(Apology in advance for the noob question; I have zero experience with DevOps.)
In my recent project I stumbled upon this problem that I don’t know if service discovery tools (such as Consul/Istio/etc.) can address.
Our use case is this: we have a VoIP app similar in idea to Discord. Users can join a voice channel and start talking. However, to forward the voice packets between users in a same voice channel, their WebRTC voice connections need to be handled by a same server process, so that we can process & forward all the voice packets in a voice channel in-memory.
In order to do this, we have a separate service (call it service X) in front of our voice service (service V) that receives a user request to join channel N, and based on N, assign a server in service V to the user. We need to guarantee that for the same channel N, X always picks the same server in V.
We implemented this in a non-scalable way just for quick prototyping. Now that we want to implement this properly, I’m wondering if tools like Consul/Istio/etc. can help us in this scenario. Is there a common approach to address this kind of problems?
Istio won't necessarily help you since it's more about [controlling traffic](Like you mentioned you can use Consul as a service discovery tool, or ). For example, doing canary deployment or applying security to your service. Quoted from the docs:
Istio doesn’t provide DNS resolution. Applications can try to resolve the FQDN by using the DNS service present in their platform of choice, for example kube-dns.

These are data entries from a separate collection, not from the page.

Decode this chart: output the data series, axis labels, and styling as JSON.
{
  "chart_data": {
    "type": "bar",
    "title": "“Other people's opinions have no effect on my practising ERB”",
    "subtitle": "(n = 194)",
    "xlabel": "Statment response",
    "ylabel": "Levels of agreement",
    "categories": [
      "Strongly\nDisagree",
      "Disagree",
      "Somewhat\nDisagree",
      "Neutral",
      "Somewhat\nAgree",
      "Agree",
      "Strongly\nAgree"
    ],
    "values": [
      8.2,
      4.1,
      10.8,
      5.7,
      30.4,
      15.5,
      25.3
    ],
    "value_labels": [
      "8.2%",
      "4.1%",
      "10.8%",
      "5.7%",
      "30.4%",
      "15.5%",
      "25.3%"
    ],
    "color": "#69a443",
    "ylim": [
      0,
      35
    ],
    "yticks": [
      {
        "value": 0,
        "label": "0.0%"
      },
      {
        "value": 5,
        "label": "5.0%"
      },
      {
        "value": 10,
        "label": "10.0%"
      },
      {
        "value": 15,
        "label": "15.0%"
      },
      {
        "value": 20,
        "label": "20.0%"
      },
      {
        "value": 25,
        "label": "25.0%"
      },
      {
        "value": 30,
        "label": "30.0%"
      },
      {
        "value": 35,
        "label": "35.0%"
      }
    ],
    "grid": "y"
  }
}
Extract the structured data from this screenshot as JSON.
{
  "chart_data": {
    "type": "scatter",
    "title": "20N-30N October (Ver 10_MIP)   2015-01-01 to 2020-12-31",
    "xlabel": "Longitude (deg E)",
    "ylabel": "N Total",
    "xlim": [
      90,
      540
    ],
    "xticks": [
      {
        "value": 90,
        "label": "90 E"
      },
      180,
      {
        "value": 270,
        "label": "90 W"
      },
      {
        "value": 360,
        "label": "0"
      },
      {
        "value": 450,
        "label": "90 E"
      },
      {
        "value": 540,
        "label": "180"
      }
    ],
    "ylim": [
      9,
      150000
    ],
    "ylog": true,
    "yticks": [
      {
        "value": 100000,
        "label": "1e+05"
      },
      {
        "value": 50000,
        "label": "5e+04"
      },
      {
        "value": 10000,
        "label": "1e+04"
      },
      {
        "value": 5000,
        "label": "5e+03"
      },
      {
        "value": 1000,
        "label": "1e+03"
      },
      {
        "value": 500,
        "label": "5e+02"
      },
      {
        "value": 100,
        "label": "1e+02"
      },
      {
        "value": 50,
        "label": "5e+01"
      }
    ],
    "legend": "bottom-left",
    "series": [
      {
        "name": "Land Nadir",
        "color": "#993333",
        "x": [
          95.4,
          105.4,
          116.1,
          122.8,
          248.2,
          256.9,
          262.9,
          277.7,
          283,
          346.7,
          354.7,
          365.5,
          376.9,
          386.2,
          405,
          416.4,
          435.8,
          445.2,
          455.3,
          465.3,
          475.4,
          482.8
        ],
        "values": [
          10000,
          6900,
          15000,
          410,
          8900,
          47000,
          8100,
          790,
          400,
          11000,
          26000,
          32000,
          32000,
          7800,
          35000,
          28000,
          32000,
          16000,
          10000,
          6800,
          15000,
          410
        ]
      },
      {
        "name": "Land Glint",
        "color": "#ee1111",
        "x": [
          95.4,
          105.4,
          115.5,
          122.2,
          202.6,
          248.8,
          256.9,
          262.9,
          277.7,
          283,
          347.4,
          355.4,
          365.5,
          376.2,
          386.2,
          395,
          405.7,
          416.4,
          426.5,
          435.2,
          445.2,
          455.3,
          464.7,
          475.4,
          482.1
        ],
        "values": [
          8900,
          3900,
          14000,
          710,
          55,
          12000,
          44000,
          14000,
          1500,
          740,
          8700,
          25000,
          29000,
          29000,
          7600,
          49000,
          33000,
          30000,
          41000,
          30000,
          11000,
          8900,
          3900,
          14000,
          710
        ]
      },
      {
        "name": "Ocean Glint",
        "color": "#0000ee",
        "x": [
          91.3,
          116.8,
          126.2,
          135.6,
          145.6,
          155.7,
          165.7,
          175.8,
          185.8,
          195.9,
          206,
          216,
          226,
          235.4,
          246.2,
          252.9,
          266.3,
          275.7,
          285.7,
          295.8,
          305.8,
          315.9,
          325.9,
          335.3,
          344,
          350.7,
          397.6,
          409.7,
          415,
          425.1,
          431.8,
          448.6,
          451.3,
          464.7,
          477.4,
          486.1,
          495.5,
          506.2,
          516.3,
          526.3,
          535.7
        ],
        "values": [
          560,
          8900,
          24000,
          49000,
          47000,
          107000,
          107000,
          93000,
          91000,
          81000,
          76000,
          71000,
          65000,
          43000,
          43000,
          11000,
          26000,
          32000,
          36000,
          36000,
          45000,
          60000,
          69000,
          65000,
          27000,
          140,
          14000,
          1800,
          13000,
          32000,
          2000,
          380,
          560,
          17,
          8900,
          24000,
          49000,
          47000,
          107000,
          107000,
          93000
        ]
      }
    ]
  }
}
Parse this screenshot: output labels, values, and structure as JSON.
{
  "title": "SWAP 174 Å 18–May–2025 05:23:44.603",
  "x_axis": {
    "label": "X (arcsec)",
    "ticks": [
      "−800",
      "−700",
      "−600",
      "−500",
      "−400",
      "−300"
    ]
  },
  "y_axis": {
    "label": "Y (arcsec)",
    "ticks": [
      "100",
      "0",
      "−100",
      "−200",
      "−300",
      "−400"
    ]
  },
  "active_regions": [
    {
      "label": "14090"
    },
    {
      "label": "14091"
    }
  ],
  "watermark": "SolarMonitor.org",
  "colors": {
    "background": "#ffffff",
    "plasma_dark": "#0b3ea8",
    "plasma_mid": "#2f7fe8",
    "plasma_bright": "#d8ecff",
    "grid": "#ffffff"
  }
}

You can use the standard Kubernetes service discovery using DNS for Services and Pods. Or like you mentioned you can use Consul as a service discovery tool, the added benefit of using something like Consul is that since it's not Kubernetes specific you could potentially also use for services outside your Kubernetes cluster or in other Kubernetes clusters.
Since sounds like your initial connections come and go, it sounds like that in order to who joins what channel and what channel talks to what backend you will need to keep state somewhere like a database, or key-value store.